The environment there and the spirit of the place are just so powerful that you have no choice but to be moved emotionally. I have guided people that have cried in the middle of an estuary due to the overwhelming power and truth of the place. I have had people quit their jobs after returning from the Great Bear and I have had people spread their loved one’s ashes in wild salmon streams. This place, our coast, has the ability to change people and you need to spend time in these environments to understand. Coastal First Nations have been living on our coast for close to 15,000 years and you cannot separate the people from the land; they are one in the same. Many of my values about the land, the traditional foods and our role in the ecosystems have come from the people of our coastline. Those principles, born of the land, continue to guide me. Places like the Great Bear Rainforest will become more important as the world becomes smaller and technology and consumption continue to progress. People from around the world should have the opportunity to visit and experience these wild places so they understand exactly where they stand within the ecosystem and how these places shift their way of thinking. Spend time paddling next to a humpback whale, walking shoulder to shoulder with a grizzly bear feeding on spawning salmon or walking through an ancient, towering, old growth forest. Talk to an elder in a First Nations community who has lived his whole life off the land and whose family goes back thousands of years, then you will understand the place, you will understand the people and you will understand the stories.



“A group of committed, emotional, passionate people is a really hard group to run over these days.”

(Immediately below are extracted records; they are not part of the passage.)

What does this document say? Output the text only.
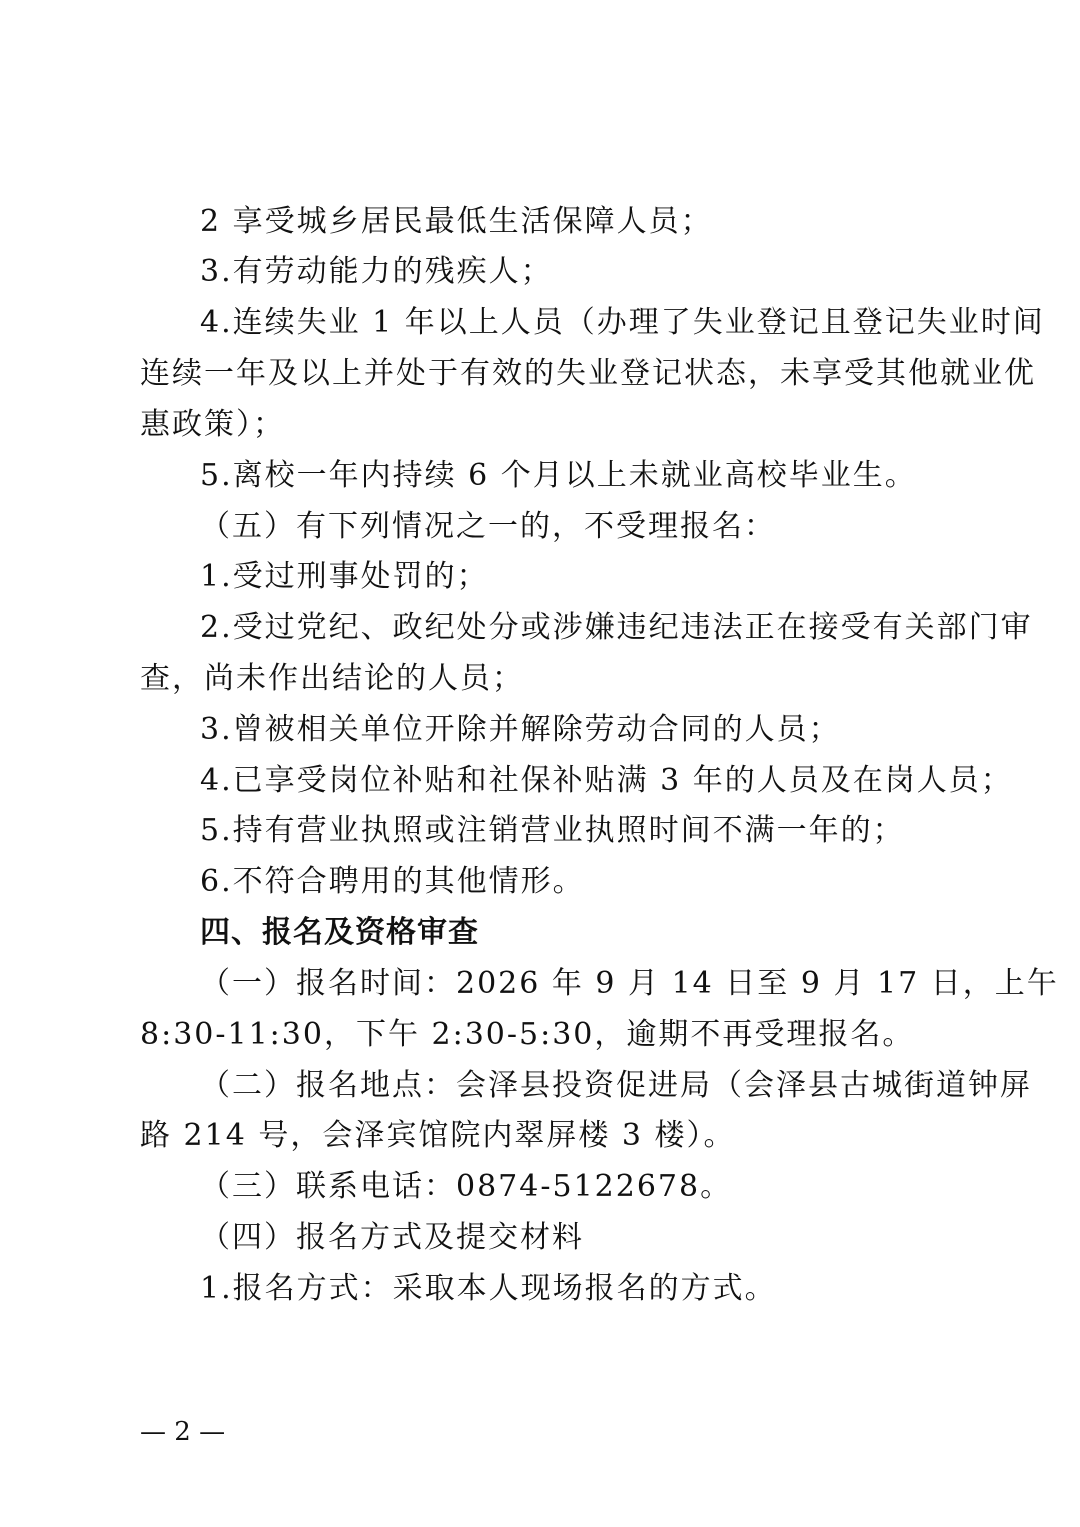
2 享受城乡居民最低生活保障人员；
3.有劳动能力的残疾人；
4.连续失业 1 年以上人员（办理了失业登记且登记失业时间
连续一年及以上并处于有效的失业登记状态，未享受其他就业优
惠政策）；
5.离校一年内持续 6 个月以上未就业高校毕业生。
（五）有下列情况之一的，不受理报名：
1.受过刑事处罚的；
2.受过党纪、政纪处分或涉嫌违纪违法正在接受有关部门审
查，尚未作出结论的人员；
3.曾被相关单位开除并解除劳动合同的人员；
4.已享受岗位补贴和社保补贴满 3 年的人员及在岗人员；
5.持有营业执照或注销营业执照时间不满一年的；
6.不符合聘用的其他情形。
四、报名及资格审查
（一）报名时间：2026 年 9 月 14 日至 9 月 17 日，上午
8:30-11:30，下午 2:30-5:30，逾期不再受理报名。
（二）报名地点：会泽县投资促进局（会泽县古城街道钟屏
路 214 号，会泽宾馆院内翠屏楼 3 楼）。
（三）联系电话：0874-5122678。
（四）报名方式及提交材料
1.报名方式：采取本人现场报名的方式。
— 2 —
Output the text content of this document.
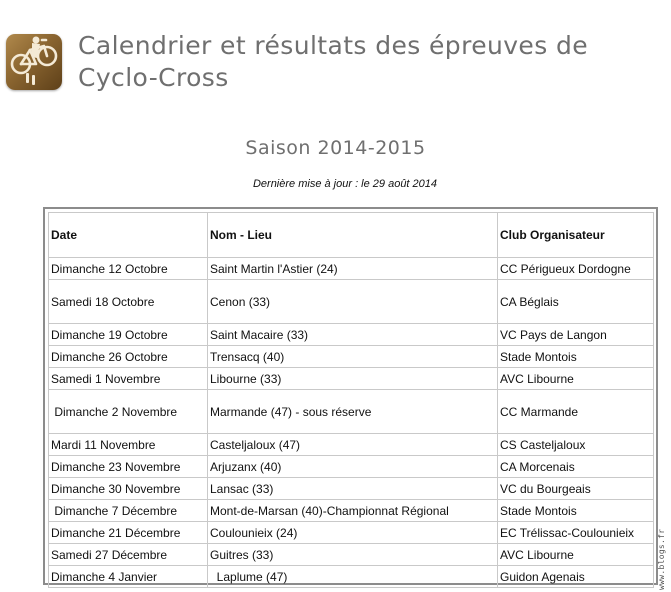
Calendrier et résultats des épreuves de Cyclo-Cross
Saison 2014-2015
Dernière mise à jour : le 29 août 2014
Date	Nom - Lieu	Club Organisateur
Dimanche 12 Octobre	Saint Martin l'Astier (24)	CC Périgueux Dordogne
Samedi 18 Octobre	Cenon (33)	CA Béglais
Dimanche 19 Octobre	Saint Macaire (33)	VC Pays de Langon
Dimanche 26 Octobre	Trensacq (40)	Stade Montois
Samedi 1 Novembre	Libourne (33)	AVC Libourne
Dimanche 2 Novembre	Marmande (47) - sous réserve	CC Marmande
Mardi 11 Novembre	Casteljaloux (47)	CS Casteljaloux
Dimanche 23 Novembre	Arjuzanx (40)	CA Morcenais
Dimanche 30 Novembre	Lansac (33)	VC du Bourgeais
Dimanche 7 Décembre	Mont-de-Marsan (40)-Championnat Régional	Stade Montois
Dimanche 21 Décembre	Coulounieix (24)	EC Trélissac-Coulounieix
Samedi 27 Décembre	Guitres (33)	AVC Libourne
Dimanche 4 Janvier	Laplume (47)	Guidon Agenais	www.blogs.fr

How do you feel about the latest announcement that huge swaths of the Great Bear will be protected?
I think this is truly a great step in the right direction for our coastline. There are issues, like trophy hunting, which need to be put to bed once and for all, but I think this is a decision we can all celebrate and I thank those that have worked so hard to make it happen. People these days are looking critically at the decisions being made that have a negative impact on our environment. There are a lot of people that feel the same way I do about our coastline and what happens to it. We understand the value of the land which goes way beyond a monetary value; it’s a value we are just starting to understand as being really, really important. A group of committed, emotional, passionate people is a really hard group to run over these days.

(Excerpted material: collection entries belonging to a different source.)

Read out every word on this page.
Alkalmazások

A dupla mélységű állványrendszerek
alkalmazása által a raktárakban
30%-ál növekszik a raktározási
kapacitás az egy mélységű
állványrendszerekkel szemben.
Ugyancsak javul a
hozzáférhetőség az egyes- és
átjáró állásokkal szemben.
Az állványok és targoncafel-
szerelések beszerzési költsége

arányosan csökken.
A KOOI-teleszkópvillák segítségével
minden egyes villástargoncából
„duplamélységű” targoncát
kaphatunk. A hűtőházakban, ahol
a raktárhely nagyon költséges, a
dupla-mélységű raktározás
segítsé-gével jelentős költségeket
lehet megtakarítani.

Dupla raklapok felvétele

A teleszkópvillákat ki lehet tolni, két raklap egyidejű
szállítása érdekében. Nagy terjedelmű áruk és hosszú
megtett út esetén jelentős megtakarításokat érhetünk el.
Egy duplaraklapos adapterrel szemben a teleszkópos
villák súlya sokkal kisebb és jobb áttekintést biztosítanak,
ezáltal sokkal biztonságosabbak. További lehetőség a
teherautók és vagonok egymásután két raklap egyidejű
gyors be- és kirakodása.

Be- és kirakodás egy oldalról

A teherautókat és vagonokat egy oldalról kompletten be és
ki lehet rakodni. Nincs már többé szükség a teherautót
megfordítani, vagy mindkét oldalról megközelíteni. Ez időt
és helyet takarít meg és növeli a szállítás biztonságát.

On that note, do you feel we as people are drifting away from our connection with natural environments and if so, what can we do about it?
I think these days more people are realizing the importance of those connections and of committing to finding that connection and having it in their lives. Many of us either have grown up here in the west or, like myself, moved out here to be able to connect more easily and to share these places with our families and like-minded friends. I was fortunate to have parents who took the four of us kids to my grandfather’s cabin in Northern Ontario every summer. I grew up fishing, swimming and being on the water every day, all day. To this day, one of my favourite things is to go back to Northern Ontario to fish and connect to my roots. The values and love of wilderness and freedom is something I have tried to share with my son. It’s not a magic formula, we just need to share our passions and stories with family and friends, provide those the opportunity and the mountains, rivers and oceans will look after the rest.




What do you hope people who watch your presentation come away with?
I just want people to enjoy the show. For those who feel the way I do, it will just confirm our choices and what we value in life. For others it might just be the trigger to pull out some charts of our coastline or have a look at Google Earth and plan a coastal expedition. I just feel fortunate to share experiences and a place with people that have had such a huge and positive impact on my life. Thanks for asking me to be a part of this amazing and inspiring evening.